The pharmaceutical industry is on the brink of another significant patent expiry cliff. Unlike the one it fell off in 2012, though, the latest version will leave it relatively unscathed.
Big drugs like Copaxone, Nexium and Namenda will be hit hard, but pharma's collective ability to replace lost sales will negate the overall effect (see tables below). This, coupled with the continued resilience of off-patent biologicals and inhaled products, could see the industry stay in rude health for some time to come—at least if sellside forecasts prove accurate.
This year drugs expected to go generic will leave some $38.7B of sales "at risk." In 2015 this figure rises to $47.5B—not far off the $54.7B that came under threat in the notorious patent expiry cliff of 2012.
That said, nowhere near this amount will actually evaporate. A look at EvaluatePharma's consensus forecast data reveals that the sellside expects only 36% of 2015's $47.5B to be lost to generics, compared with a massive 70% of the corresponding 2012 number.
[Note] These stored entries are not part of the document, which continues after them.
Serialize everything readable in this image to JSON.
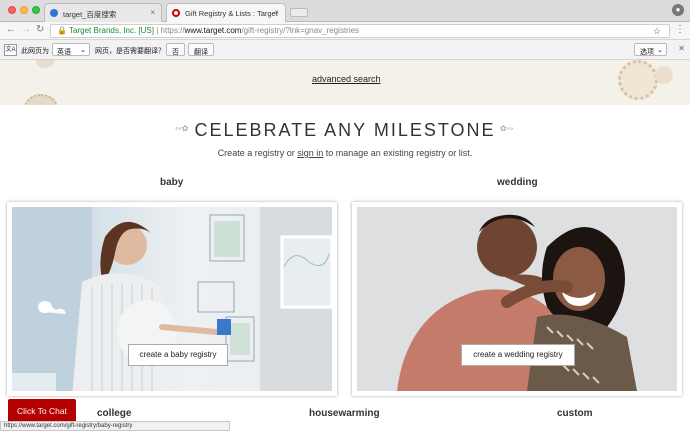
{
  "browser": {
    "tabs": [
      {
        "title": "target_百度搜索",
        "close_label": "×"
      },
      {
        "title": "Gift Registry & Lists : Target",
        "close_label": "×"
      }
    ],
    "url": {
      "secure_label": "Target Brands, Inc. [US]",
      "scheme": "https://",
      "host": "www.target.com",
      "path": "/gift-registry/?lnk=gnav_registries"
    },
    "status_url": "https://www.target.com/gift-registry/baby-registry"
  },
  "translate_bar": {
    "icon_text": "文A",
    "prefix": "此网页为",
    "language": "英语",
    "question": "网页，是否需要翻译？",
    "no_label": "否",
    "yes_label": "翻译",
    "options_label": "选项"
  },
  "page": {
    "advanced_search": "advanced search",
    "headline": "CELEBRATE ANY MILESTONE",
    "sub_before": "Create a registry or ",
    "sub_link": "sign in",
    "sub_after": " to manage an existing registry or list.",
    "categories": [
      {
        "title": "baby",
        "cta": "create a baby registry"
      },
      {
        "title": "wedding",
        "cta": "create a wedding registry"
      },
      {
        "title": "college"
      },
      {
        "title": "housewarming"
      },
      {
        "title": "custom"
      }
    ],
    "chat_label": "Click To Chat"
  }
}
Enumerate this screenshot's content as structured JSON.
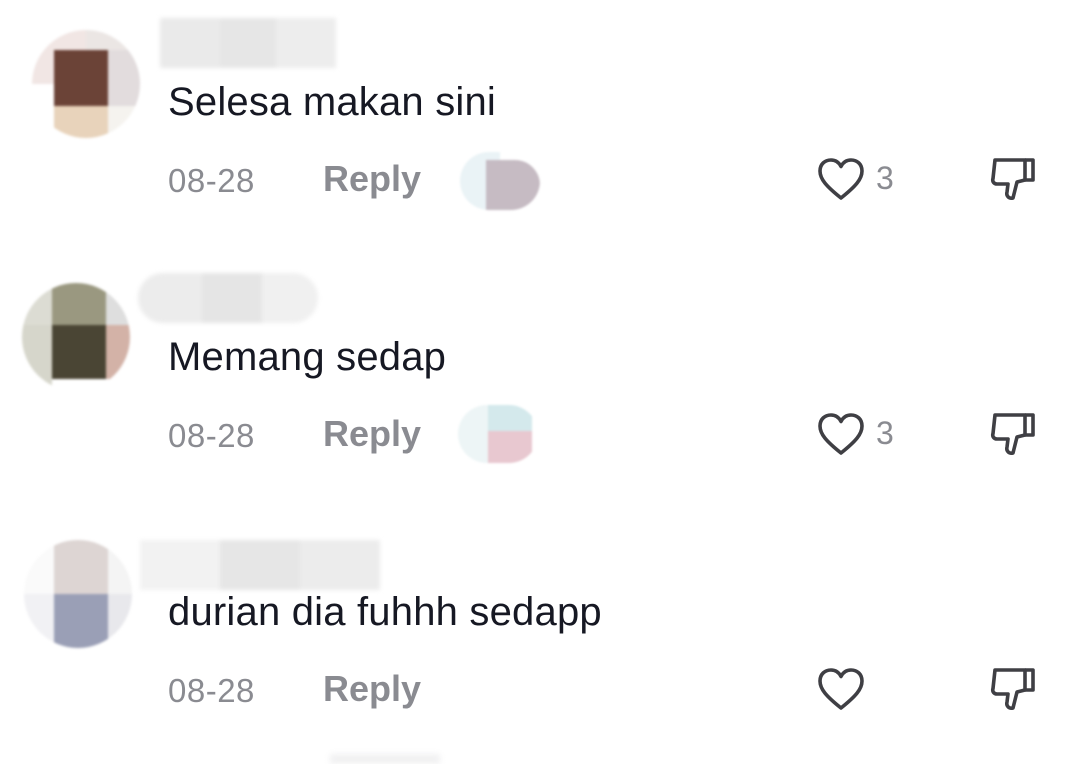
{
  "comments": [
    {
      "text": "Selesa makan sini",
      "date": "08-28",
      "reply_label": "Reply",
      "like_count": "3",
      "avatar_colors": [
        "#f1e6e4",
        "#ebe6e4",
        "#6b4337",
        "#e2dcdd",
        "#e8d3bb",
        "#f5f3ef"
      ],
      "liker_colors": [
        "#eaf3f6",
        "#c6bbc3",
        "#dbe9ee",
        "#bfb6bf"
      ]
    },
    {
      "text": "Memang sedap",
      "date": "08-28",
      "reply_label": "Reply",
      "like_count": "3",
      "avatar_colors": [
        "#dcdcd3",
        "#9a9880",
        "#dedede",
        "#d6d6cb",
        "#4a4534",
        "#d3b2a7"
      ],
      "liker_colors": [
        "#edf5f6",
        "#d4e9ec",
        "#f0f3f4",
        "#e8c8d0"
      ]
    },
    {
      "text": "durian dia fuhhh sedapp",
      "date": "08-28",
      "reply_label": "Reply",
      "like_count": "",
      "avatar_colors": [
        "#fafafa",
        "#ddd5d3",
        "#f4f4f4",
        "#f1f1f4",
        "#9a9fb6",
        "#e8e8ec"
      ],
      "liker_colors": []
    }
  ],
  "icons": {
    "like": "heart-outline-icon",
    "dislike": "thumbs-down-outline-icon"
  },
  "colors": {
    "text": "#161823",
    "meta": "#8a8b91",
    "icon_stroke": "#3f3f44",
    "background": "#ffffff"
  }
}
Better still, the industry is expected to add $58.4B of new revenue in 2015. This "sales replaced" figure eclipses even the total revenue at risk, and makes the $17B set actually to be lost seem like a minor irritation.
The best indication of pharma's growing resilience is the 5% compounded annual growth rate at which prescription drug sales are set to grow over the next five years, with the obvious caveat that the numbers are generated by investment bank analysts. 2012 was unprecedented in seeing prescription drug sales fall.
This year's loss of IP protection for Copaxone and Nexium has been well documented, and at this stage it is too late for their makers to make up for the expected revenue losses. The genericization of Namenda, meanwhile, is no longer an issue to Forest shareholders given their company's recent agreement to be acquired by Actavis; branded Namenda will apparently be withdrawn in August.
More interesting in the class of 2014 is the advent at last of generic versions of Novartis's hypertension drug Diovan. This actually lost patent protection two years ago, but Ranbaxy, holder of first-to-file status, has been unable to launch a generic because of an ongoing U.S. import ban.
This technicality has prevented any U.S. generics from entering the U.S. market. Each week of Diovan sales is now taken as an unexpected bonus and it remains unclear when Ranbaxy will be given the go ahead.
Also telling is that two of this year's five biggest genericizations—Novo Nordisk's NovoRapid and Allergan's Restasis—are expected to see growing revenue for a few years to come. As a fast-acting insulin the former enjoys the benefit of being a biological, while substitutable forms of the latter seem unlikely without clinical studies, blunting the effect of patent expiry.
AstraZeneca's Symbicort seems relatively safe in the U.S., thanks to the difficulty of showing bioequivalence for inhaled products—the same benefit that has protected GlaxoSmithKline's Advair—though in the EU, Teva's version of Symbicort recently got regulatory backing.
Such resilience can be seen even more keenly in 2015, when loss of patent protection will barely have an effect on Lantus's or Neulasta's revenues, forecast that year to hit $6.5B and $3.4B respectively. While both are biologicals, the former will eventually be threatened by biosimilars under development by Lilly and Boehringer Ingelheim, and Merck & Co. and Samsung.
It is undeniable that the 2015 loss of small-molecule drugs like Abilify, Celebrex and Gleevec will be tough, but only Otsuka, at present, faces a significant dip in group sales as a result. Novartis has plenty of new revenues coming through, while Pfizer is opting for a corporate transformation, mulling a three-way business split to release hidden value for investors.
Of course, the forecasts could well prove far too optimistic, but as major patent cliffs go the industry has worked hard to prevent a repeat of 2012.